IE 7 Is Bulletproof against Direct Animation Overflow

Microsoft announced in Security Advisory 925444 that it is investigating public reports of a vulnerability in the Microsoft DirectAnimation Path ActiveX Control that could permit remote code execution, impacting Internet Explorer on Windows 2000 Service Pack 4, on Windows XP Service Pack 1, and on Windows XP Service Pack 2. In this context, the Redmond Company has offered a temporary workaround solution to mitigate the issue until a security bulletin will resolve the flaw. As the Microsoft DirectAnimation Path ActiveX control included in Daxctle.ocx is the ActiveX control responsible for the vulnerability, disabling ActiveX controls is a viable security solution.
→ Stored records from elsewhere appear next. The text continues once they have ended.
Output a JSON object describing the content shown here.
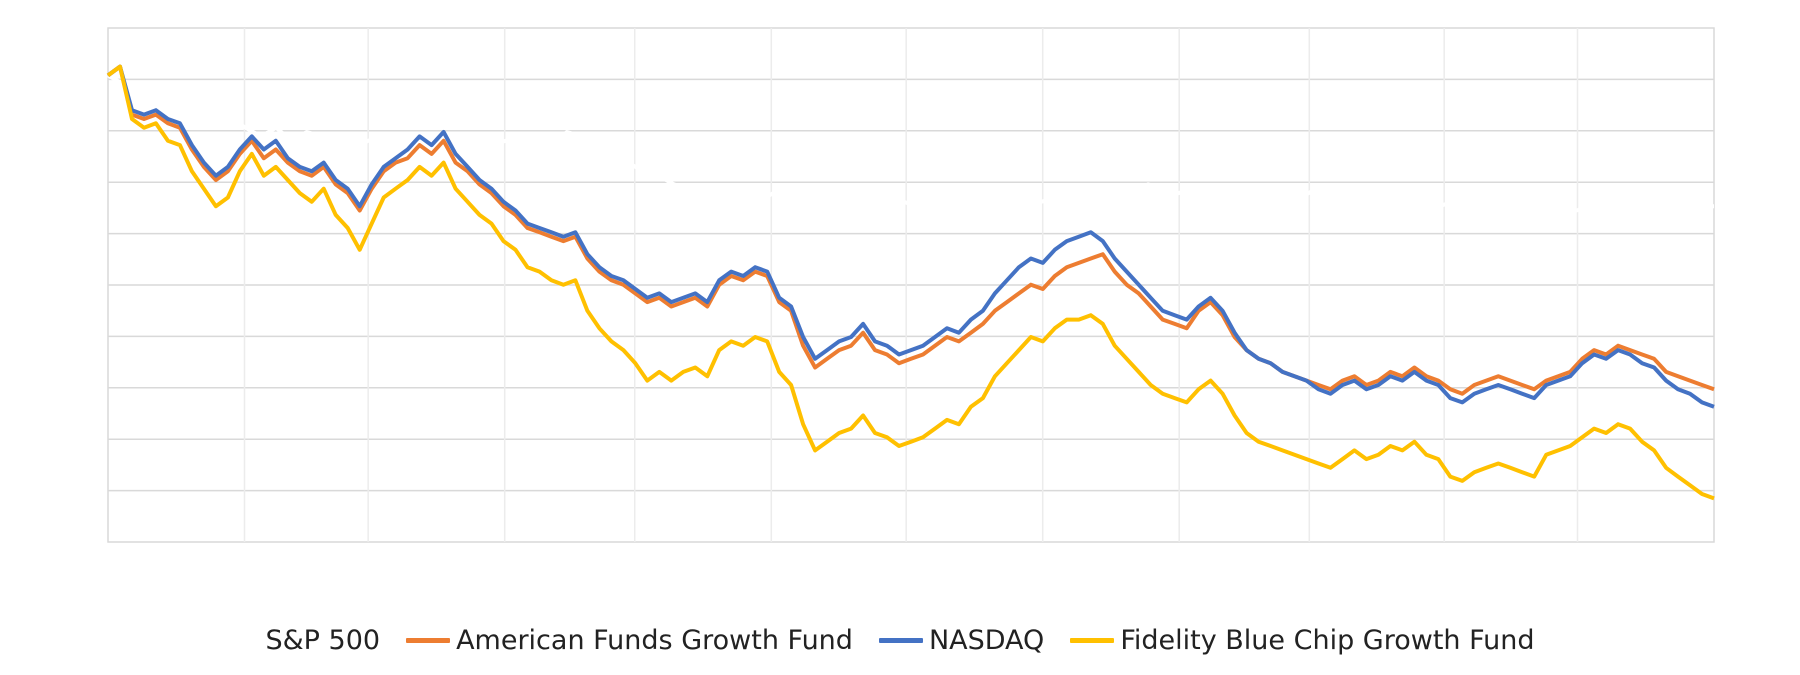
{
  "chart_data": {
    "type": "line",
    "title": "",
    "xlabel": "",
    "ylabel": "",
    "grid": true,
    "legend_position": "bottom",
    "series": [
      {
        "name": "S&P 500",
        "color": "#ffffff",
        "values": [
          1.0,
          0.98,
          0.96,
          0.93,
          0.94,
          0.92,
          0.91,
          0.92,
          0.9,
          0.88,
          0.86,
          0.88,
          0.85,
          0.87,
          0.86,
          0.84,
          0.83,
          0.85,
          0.86,
          0.84,
          0.82,
          0.83,
          0.81,
          0.8,
          0.83,
          0.84,
          0.85,
          0.83,
          0.81,
          0.84,
          0.87,
          0.86,
          0.84,
          0.82,
          0.8,
          0.78,
          0.77,
          0.75,
          0.74,
          0.72,
          0.71,
          0.72,
          0.73,
          0.72,
          0.74,
          0.73,
          0.71,
          0.72,
          0.7,
          0.72,
          0.7,
          0.71,
          0.71,
          0.7,
          0.7,
          0.71,
          0.72,
          0.7,
          0.71,
          0.69,
          0.7,
          0.71,
          0.72,
          0.73,
          0.71,
          0.72,
          0.74,
          0.73,
          0.75,
          0.74,
          0.73,
          0.74,
          0.72,
          0.73,
          0.74,
          0.73,
          0.72,
          0.73,
          0.72,
          0.74,
          0.73,
          0.72,
          0.71,
          0.73,
          0.72,
          0.71,
          0.72,
          0.7,
          0.71,
          0.7,
          0.71,
          0.69,
          0.7,
          0.71,
          0.72,
          0.7,
          0.69,
          0.7,
          0.71,
          0.7,
          0.71,
          0.7,
          0.69,
          0.69,
          0.7,
          0.7
        ]
      },
      {
        "name": "American Funds Growth Fund",
        "color": "#ed7d31",
        "values": [
          1.0,
          1.02,
          0.91,
          0.9,
          0.91,
          0.89,
          0.88,
          0.83,
          0.79,
          0.76,
          0.78,
          0.82,
          0.85,
          0.81,
          0.83,
          0.8,
          0.78,
          0.77,
          0.79,
          0.75,
          0.73,
          0.69,
          0.74,
          0.78,
          0.8,
          0.81,
          0.84,
          0.82,
          0.85,
          0.8,
          0.78,
          0.75,
          0.73,
          0.7,
          0.68,
          0.65,
          0.64,
          0.63,
          0.62,
          0.63,
          0.58,
          0.55,
          0.53,
          0.52,
          0.5,
          0.48,
          0.49,
          0.47,
          0.48,
          0.49,
          0.47,
          0.52,
          0.54,
          0.53,
          0.55,
          0.54,
          0.48,
          0.46,
          0.38,
          0.33,
          0.35,
          0.37,
          0.38,
          0.41,
          0.37,
          0.36,
          0.34,
          0.35,
          0.36,
          0.38,
          0.4,
          0.39,
          0.41,
          0.43,
          0.46,
          0.48,
          0.5,
          0.52,
          0.51,
          0.54,
          0.56,
          0.57,
          0.58,
          0.59,
          0.55,
          0.52,
          0.5,
          0.47,
          0.44,
          0.43,
          0.42,
          0.46,
          0.48,
          0.45,
          0.4,
          0.37,
          0.35,
          0.34,
          0.32,
          0.31,
          0.3,
          0.29,
          0.28,
          0.3,
          0.31,
          0.29,
          0.3,
          0.32,
          0.31,
          0.33,
          0.31,
          0.3,
          0.28,
          0.27,
          0.29,
          0.3,
          0.31,
          0.3,
          0.29,
          0.28,
          0.3,
          0.31,
          0.32,
          0.35,
          0.37,
          0.36,
          0.38,
          0.37,
          0.36,
          0.35,
          0.32,
          0.31,
          0.3,
          0.29,
          0.28
        ]
      },
      {
        "name": "NASDAQ",
        "color": "#4472c4",
        "values": [
          1.0,
          1.02,
          0.92,
          0.91,
          0.92,
          0.9,
          0.89,
          0.84,
          0.8,
          0.77,
          0.79,
          0.83,
          0.86,
          0.83,
          0.85,
          0.81,
          0.79,
          0.78,
          0.8,
          0.76,
          0.74,
          0.7,
          0.75,
          0.79,
          0.81,
          0.83,
          0.86,
          0.84,
          0.87,
          0.82,
          0.79,
          0.76,
          0.74,
          0.71,
          0.69,
          0.66,
          0.65,
          0.64,
          0.63,
          0.64,
          0.59,
          0.56,
          0.54,
          0.53,
          0.51,
          0.49,
          0.5,
          0.48,
          0.49,
          0.5,
          0.48,
          0.53,
          0.55,
          0.54,
          0.56,
          0.55,
          0.49,
          0.47,
          0.4,
          0.35,
          0.37,
          0.39,
          0.4,
          0.43,
          0.39,
          0.38,
          0.36,
          0.37,
          0.38,
          0.4,
          0.42,
          0.41,
          0.44,
          0.46,
          0.5,
          0.53,
          0.56,
          0.58,
          0.57,
          0.6,
          0.62,
          0.63,
          0.64,
          0.62,
          0.58,
          0.55,
          0.52,
          0.49,
          0.46,
          0.45,
          0.44,
          0.47,
          0.49,
          0.46,
          0.41,
          0.37,
          0.35,
          0.34,
          0.32,
          0.31,
          0.3,
          0.28,
          0.27,
          0.29,
          0.3,
          0.28,
          0.29,
          0.31,
          0.3,
          0.32,
          0.3,
          0.29,
          0.26,
          0.25,
          0.27,
          0.28,
          0.29,
          0.28,
          0.27,
          0.26,
          0.29,
          0.3,
          0.31,
          0.34,
          0.36,
          0.35,
          0.37,
          0.36,
          0.34,
          0.33,
          0.3,
          0.28,
          0.27,
          0.25,
          0.24
        ]
      },
      {
        "name": "Fidelity Blue Chip Growth Fund",
        "color": "#ffc000",
        "values": [
          1.0,
          1.02,
          0.9,
          0.88,
          0.89,
          0.85,
          0.84,
          0.78,
          0.74,
          0.7,
          0.72,
          0.78,
          0.82,
          0.77,
          0.79,
          0.76,
          0.73,
          0.71,
          0.74,
          0.68,
          0.65,
          0.6,
          0.66,
          0.72,
          0.74,
          0.76,
          0.79,
          0.77,
          0.8,
          0.74,
          0.71,
          0.68,
          0.66,
          0.62,
          0.6,
          0.56,
          0.55,
          0.53,
          0.52,
          0.53,
          0.46,
          0.42,
          0.39,
          0.37,
          0.34,
          0.3,
          0.32,
          0.3,
          0.32,
          0.33,
          0.31,
          0.37,
          0.39,
          0.38,
          0.4,
          0.39,
          0.32,
          0.29,
          0.2,
          0.14,
          0.16,
          0.18,
          0.19,
          0.22,
          0.18,
          0.17,
          0.15,
          0.16,
          0.17,
          0.19,
          0.21,
          0.2,
          0.24,
          0.26,
          0.31,
          0.34,
          0.37,
          0.4,
          0.39,
          0.42,
          0.44,
          0.44,
          0.45,
          0.43,
          0.38,
          0.35,
          0.32,
          0.29,
          0.27,
          0.26,
          0.25,
          0.28,
          0.3,
          0.27,
          0.22,
          0.18,
          0.16,
          0.15,
          0.14,
          0.13,
          0.12,
          0.11,
          0.1,
          0.12,
          0.14,
          0.12,
          0.13,
          0.15,
          0.14,
          0.16,
          0.13,
          0.12,
          0.08,
          0.07,
          0.09,
          0.1,
          0.11,
          0.1,
          0.09,
          0.08,
          0.13,
          0.14,
          0.15,
          0.17,
          0.19,
          0.18,
          0.2,
          0.19,
          0.16,
          0.14,
          0.1,
          0.08,
          0.06,
          0.04,
          0.03
        ]
      }
    ]
  }
}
Rob Franco, IE Lead Program Manager has revealed on the IEBlog that Internet Explorer 7 is not impacted by the direct animation overflow vulnerability: "the good news in yesterday's disclosure is that IE7 is safe against this attack and many of the other recent attacks on IE6. The input of the security community had a deep impact on the security strategy for IE7. As we worked with researchers to strengthen the core of the IE7 codebase against threats, we also eliminated threats on the periphery by reducing the attack surface that we expose to malicious websites. Most notably, IE7 reduces attack surface by disabling most ActiveX controls on the system by default. We actually went a step further with Direct Animation control and effectively remove it when you install IE7."

Franco also added that while the developing team is laboring to decrease the volume of ActiveX attacks in the browser, it is also collaborating with outside developers building ActiveX controls and other binary extensions including Adobe Flash, Apple Quicktime, the RealPlayer, WMP, the Sun JRE and Adobe Acrobat, in order to increase the safety level of the controls.